You’ve focused a lot on grocery delivery, but the brief is about food delivery more generally. A few small changes in your wording would open it up to meals, snacks, and anything users order online. This way, your data will be stronger and more complete.

Adding skip logic would really polish the user experience. If someone says they don’t use food delivery, there’s no need for them to answer satisfaction questions. Guiding users through only the questions that apply to them shows you care about their time.

One small addition you should make is a short consent line at the start, like 'Your answers are anonymous and will only be used for research.' It’s simple, but it signals to users that you’re professional and thoughtful.

Right now, you’re mostly checking satisfaction with what exists. That’s good, but the brief also asks you to find new opportunities. Asking about frustrations and wish-list features would really strengthen your research.

Here are a few questions you could add to go even deeper and make your survey stand out:

  • 'What is the most frustrating part of using food delivery services today?'
  • 'Have you ever stopped using a food delivery service? If yes, why?'
  • 'If you could improve one thing about food delivery apps, what would it be?'
  • 'What new feature would make you choose one food delivery service over another?'
  • 'How important is having healthy food options in delivery apps to you?' (Scale: Not Important → Very Important)

These questions would help you capture real user pain points and future needs, not just what they like or dislike right now.

You’re really close to nailing it. With a few tweaks and these extra questions, you’ll not just complete the brief — you’ll show you can think one step ahead as a UX researcher.

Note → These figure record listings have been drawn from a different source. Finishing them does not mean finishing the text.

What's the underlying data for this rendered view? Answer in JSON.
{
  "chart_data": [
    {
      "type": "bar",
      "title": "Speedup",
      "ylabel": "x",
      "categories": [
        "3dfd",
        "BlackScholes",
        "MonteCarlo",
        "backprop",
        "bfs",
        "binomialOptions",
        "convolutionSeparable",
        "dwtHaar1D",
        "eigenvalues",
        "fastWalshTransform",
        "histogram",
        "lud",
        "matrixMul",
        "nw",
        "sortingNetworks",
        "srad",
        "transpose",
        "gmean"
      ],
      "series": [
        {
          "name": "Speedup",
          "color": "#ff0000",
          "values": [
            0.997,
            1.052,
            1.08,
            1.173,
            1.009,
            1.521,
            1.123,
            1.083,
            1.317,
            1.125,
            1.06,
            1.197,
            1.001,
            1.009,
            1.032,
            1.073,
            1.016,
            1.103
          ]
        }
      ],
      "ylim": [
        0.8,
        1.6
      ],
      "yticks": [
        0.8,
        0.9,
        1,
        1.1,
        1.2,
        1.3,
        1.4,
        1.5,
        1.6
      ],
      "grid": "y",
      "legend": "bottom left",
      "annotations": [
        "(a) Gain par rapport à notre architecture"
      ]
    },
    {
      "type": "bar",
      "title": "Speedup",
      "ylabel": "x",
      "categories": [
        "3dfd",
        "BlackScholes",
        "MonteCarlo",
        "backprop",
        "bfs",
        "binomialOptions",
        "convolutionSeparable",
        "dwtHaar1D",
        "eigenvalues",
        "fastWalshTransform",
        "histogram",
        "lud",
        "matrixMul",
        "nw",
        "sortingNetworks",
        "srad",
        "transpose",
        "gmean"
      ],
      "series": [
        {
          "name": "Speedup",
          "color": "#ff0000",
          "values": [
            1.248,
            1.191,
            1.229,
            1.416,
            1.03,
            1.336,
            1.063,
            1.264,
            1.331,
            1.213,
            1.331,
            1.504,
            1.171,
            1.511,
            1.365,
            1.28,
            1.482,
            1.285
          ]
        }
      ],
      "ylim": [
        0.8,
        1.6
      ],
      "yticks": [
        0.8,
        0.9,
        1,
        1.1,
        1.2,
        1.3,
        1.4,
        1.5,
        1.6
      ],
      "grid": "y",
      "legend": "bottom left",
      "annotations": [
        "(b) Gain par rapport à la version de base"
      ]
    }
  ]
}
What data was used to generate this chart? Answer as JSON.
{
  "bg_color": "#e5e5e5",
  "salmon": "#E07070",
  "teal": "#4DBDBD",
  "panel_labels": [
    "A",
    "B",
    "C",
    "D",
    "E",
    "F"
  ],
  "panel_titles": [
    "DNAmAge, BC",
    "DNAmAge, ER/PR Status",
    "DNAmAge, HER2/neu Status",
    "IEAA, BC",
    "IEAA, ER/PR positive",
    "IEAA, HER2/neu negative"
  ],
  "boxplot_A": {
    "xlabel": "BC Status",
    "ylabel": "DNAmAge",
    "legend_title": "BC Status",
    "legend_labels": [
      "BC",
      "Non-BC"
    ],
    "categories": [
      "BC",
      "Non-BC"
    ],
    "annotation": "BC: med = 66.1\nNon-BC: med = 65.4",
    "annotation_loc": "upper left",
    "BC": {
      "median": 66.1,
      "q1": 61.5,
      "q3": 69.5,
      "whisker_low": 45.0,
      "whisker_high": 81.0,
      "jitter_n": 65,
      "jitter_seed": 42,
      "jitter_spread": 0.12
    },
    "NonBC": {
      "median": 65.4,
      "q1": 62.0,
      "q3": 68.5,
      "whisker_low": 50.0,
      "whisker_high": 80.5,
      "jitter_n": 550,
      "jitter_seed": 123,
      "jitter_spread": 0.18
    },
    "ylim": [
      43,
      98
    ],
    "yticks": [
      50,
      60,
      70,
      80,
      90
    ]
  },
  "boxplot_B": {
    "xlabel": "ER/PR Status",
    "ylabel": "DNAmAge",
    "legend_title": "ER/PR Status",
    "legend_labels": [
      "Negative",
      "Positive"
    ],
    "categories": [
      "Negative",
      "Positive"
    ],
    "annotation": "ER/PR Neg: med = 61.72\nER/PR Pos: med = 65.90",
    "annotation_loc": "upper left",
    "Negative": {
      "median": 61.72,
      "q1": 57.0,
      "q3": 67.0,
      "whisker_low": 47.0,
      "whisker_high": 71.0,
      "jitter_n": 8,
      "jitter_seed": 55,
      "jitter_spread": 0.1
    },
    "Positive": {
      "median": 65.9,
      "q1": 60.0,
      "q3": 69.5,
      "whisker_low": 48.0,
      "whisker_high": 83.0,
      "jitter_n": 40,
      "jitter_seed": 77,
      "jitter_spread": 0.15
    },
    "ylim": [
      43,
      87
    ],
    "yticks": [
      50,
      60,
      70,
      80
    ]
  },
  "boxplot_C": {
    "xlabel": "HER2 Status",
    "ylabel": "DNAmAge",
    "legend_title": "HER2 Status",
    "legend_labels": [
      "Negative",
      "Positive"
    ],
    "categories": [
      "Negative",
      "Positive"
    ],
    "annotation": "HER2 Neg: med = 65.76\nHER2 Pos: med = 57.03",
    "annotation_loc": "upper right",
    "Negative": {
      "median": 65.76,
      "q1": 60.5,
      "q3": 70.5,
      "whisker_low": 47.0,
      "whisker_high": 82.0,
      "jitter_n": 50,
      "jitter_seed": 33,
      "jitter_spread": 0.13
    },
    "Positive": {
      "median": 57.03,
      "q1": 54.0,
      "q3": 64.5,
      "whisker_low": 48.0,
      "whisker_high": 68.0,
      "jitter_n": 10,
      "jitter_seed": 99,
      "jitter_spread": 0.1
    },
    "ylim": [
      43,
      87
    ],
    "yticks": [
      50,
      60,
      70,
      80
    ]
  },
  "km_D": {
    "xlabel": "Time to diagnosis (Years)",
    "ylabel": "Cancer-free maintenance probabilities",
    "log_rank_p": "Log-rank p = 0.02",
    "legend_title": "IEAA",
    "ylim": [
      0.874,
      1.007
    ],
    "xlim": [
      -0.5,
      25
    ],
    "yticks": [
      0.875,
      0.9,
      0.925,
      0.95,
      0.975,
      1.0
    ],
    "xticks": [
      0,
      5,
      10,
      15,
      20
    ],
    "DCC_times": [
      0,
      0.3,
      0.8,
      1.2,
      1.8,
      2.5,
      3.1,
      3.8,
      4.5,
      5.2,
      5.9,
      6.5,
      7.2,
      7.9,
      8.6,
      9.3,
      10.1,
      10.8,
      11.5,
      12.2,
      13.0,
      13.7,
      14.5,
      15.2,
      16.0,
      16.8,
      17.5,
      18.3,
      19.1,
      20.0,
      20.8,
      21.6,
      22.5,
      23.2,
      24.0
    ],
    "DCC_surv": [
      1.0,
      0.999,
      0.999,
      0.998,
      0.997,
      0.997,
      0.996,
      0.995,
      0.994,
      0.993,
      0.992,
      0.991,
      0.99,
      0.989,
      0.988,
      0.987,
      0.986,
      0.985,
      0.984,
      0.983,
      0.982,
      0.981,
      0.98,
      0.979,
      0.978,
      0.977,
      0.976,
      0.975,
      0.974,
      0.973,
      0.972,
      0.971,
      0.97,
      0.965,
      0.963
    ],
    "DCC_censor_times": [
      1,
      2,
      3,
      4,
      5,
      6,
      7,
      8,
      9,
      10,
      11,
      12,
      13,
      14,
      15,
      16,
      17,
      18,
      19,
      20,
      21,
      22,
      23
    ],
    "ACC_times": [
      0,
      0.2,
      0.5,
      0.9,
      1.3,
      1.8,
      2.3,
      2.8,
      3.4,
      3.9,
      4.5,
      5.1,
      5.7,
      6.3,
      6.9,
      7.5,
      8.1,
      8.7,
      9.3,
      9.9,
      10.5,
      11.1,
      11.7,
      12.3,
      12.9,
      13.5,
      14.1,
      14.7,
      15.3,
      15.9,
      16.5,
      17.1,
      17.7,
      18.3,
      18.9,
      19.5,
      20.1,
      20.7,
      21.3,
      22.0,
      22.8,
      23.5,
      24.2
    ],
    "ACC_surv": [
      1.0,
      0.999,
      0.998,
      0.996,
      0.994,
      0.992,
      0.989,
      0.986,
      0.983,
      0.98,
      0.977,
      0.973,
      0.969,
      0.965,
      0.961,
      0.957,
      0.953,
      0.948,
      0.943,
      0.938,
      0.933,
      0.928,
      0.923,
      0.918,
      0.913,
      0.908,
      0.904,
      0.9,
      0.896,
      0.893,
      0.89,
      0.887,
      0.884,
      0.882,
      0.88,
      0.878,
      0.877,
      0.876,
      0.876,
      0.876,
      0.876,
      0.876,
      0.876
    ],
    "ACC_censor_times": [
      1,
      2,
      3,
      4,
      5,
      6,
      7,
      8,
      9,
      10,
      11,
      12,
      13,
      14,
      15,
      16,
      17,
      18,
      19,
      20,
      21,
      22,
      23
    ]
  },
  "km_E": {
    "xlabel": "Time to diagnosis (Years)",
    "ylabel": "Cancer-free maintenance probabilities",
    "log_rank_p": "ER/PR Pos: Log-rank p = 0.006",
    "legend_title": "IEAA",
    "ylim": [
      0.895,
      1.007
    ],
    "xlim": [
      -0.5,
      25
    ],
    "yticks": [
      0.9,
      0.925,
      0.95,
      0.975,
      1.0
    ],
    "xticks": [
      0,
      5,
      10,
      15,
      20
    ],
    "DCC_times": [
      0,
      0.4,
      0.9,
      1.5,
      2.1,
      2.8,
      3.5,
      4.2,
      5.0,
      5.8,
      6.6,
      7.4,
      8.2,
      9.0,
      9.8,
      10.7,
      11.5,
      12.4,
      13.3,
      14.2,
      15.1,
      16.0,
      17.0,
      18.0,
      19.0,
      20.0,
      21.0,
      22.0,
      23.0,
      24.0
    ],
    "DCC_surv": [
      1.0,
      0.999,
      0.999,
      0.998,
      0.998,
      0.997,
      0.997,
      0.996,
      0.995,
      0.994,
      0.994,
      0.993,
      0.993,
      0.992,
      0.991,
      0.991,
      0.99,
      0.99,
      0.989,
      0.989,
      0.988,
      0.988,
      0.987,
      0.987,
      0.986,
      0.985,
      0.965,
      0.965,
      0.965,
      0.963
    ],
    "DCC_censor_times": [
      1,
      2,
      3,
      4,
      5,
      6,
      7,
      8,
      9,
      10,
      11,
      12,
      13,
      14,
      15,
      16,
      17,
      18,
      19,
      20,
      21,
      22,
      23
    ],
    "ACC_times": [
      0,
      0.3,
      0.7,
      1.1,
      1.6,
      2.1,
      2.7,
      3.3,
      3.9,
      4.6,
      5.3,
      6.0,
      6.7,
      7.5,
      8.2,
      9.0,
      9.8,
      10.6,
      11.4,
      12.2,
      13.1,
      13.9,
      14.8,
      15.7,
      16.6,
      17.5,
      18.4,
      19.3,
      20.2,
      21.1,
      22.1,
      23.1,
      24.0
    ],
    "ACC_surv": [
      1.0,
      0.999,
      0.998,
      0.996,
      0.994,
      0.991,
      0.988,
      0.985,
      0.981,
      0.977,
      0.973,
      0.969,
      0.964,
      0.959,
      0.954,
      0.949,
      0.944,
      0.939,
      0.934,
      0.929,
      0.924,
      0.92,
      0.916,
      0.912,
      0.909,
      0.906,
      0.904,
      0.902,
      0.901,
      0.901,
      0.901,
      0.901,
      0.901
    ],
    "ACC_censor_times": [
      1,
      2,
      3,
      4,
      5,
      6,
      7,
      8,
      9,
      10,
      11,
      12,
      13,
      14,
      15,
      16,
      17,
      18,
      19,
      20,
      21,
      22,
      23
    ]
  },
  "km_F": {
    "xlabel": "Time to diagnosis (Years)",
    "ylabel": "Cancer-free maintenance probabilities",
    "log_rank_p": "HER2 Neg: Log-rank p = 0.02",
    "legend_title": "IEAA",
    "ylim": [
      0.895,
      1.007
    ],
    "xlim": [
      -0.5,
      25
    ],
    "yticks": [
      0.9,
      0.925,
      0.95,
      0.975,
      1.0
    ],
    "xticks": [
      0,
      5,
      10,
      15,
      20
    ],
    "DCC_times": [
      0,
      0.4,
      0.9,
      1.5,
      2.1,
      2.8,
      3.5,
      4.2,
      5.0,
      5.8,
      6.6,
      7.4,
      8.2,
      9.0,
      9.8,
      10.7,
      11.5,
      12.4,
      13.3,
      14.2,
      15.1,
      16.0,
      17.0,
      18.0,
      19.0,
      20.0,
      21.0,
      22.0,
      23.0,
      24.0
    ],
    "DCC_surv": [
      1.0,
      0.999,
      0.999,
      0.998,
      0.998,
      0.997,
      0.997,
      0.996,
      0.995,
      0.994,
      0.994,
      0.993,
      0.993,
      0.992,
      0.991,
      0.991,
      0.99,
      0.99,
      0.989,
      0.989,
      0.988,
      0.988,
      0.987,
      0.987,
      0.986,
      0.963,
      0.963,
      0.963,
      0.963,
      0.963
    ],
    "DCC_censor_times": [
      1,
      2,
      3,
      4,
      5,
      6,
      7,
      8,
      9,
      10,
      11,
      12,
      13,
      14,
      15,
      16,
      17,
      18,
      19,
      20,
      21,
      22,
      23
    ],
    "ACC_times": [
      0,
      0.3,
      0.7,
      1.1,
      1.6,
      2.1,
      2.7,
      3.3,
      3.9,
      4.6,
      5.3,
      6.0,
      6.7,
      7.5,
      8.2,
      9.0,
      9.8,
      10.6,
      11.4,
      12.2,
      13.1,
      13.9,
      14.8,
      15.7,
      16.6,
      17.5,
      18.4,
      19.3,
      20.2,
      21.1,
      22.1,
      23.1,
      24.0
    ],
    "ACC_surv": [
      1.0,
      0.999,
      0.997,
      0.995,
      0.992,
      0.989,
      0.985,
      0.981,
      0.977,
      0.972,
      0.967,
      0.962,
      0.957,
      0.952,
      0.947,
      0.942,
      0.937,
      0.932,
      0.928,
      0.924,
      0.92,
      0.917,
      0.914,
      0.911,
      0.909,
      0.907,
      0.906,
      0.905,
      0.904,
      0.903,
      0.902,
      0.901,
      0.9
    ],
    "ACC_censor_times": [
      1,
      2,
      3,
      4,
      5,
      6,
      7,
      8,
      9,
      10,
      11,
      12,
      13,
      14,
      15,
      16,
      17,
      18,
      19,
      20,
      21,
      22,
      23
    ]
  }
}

Thank you so much for the detailed and thoughtful feedback—it truly means a lot! I’m glad the structure and clarity came through well. I completely agree with your points: I’ll shorten the survey to improve completion rates and revise the wording to cover food delivery more broadly, not just groceries. Skip logic and a short consent statement are great additions I’ll implement to enhance user experience and professionalism. I also really appreciate the extra question suggestions—shifting focus to frustrations and feature wishes will definitely strengthen the research and uncover deeper insights. Thanks again for helping me see how to take this further—I’m excited to refine it!

Thanks for sharing your survey form. The questions intended to cover the aspects described in the task brief. Good.

Here are some considerations:

  1. I am curious to know how many questions any target survey participants would like to answer. Not sure if 21 questions in one survey overwhelming.
  2. Behavioral questions might elicit more accurate insights. General opinion related questions might lead to reliability issues.

All in all, your survey is well done.

Thank you so much for taking the time to review my survey and share your thoughts—really appreciate the feedback! I’m glad to hear the questions align with the task brief. You raised a valuable point about the survey length—21 questions might indeed feel overwhelming for some participants. I’ll look into trimming or structuring them more efficiently to keep engagement high without losing depth. I also appreciate your note about incorporating more behavioral-based questions. That’s a great suggestion—focusing on what users actually do rather than just what they say can definitely provide more actionable and reliable insights. I’ll review the current mix of questions and adjust accordingly to improve accuracy and balance. Thanks again for your thoughtful input—it’s been super helpful and gives me a clearer direction for refining the survey! Would love to hear any further ideas you might have.

You do a lot right. Your research reveals that the river makes sense and touches on the important areas that the cocarnal realm of design asks. It shows you understand the fundamentals of excellent UX research.

Thank you so much for your honest feedback Benyamin!